The City submitted two complaint letters to the CPUC in late January in response to requests from both Cruise and Waymo to expand their commercial operations across all or nearly all of San Francisco’s 49 square miles. They hold that such rapid expansion “is unreasonable.”
“The Commission’s existing data collection requirements, public disclosure and analysis do not provide the information necessary to assess how automated driving technology is actually affecting the safety, operations, equity and accessibility of the City’s transportation network,” city representatives wrote in one of their complaint letters, “as distinct from how the industry hopes and asserts that it will,” the letter continued.
“If you go up to the state level or the national level, that’s not where the experience is happening. What is happening is at the curb or is happening on the local street,” said Shaheen.
The California DMV reported that more than 4 million miles had been driven by test autonomous vehicles with a safety driver on state roads in 2021, with much of it taking place in San Francisco. In an earnings call in October 2022, Cruise CEO Kyle Vogt stated that Cruise had completed “well over 400,000 fully driverless miles” in The City, The Examiner reported at the time.
Cruise is currently the only AV company in The City allowed to charge for driverless rides. In Waymo’s last Advice Letter to the CPUC, the company asked to be granted commercial status as well. Waymo has been offering trusted tester rides in San Francisco — with backup drivers — since 2021. In March 2022, the company offered entirely autonomous rides to employees in S.F. Now, “select public users” can access autonomous rides through the Waymo One App.
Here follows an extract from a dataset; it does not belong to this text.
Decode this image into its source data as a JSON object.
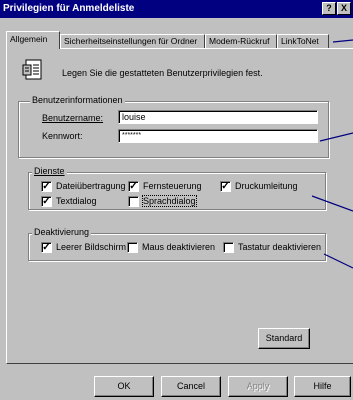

“A lot of the reasons that a lot of these vehicles are wanting to operate in San Francisco has to do with the rich kind of geographic as well as types of driving experiences that the AI can learn in a place like San Francisco,” he said.
The conditions test-case vehicles confront in The City provide more dynamic insights, more quickly, than the same number of miles might in a relatively flat, rural area.
In response to the complaint letters, Waymo spokesperson Katherine Barna said in a statement to The Examiner, “These letters are a standard part of the regulatory process, and we have long appreciated a healthy dialogue with city officials and government agencies in California.”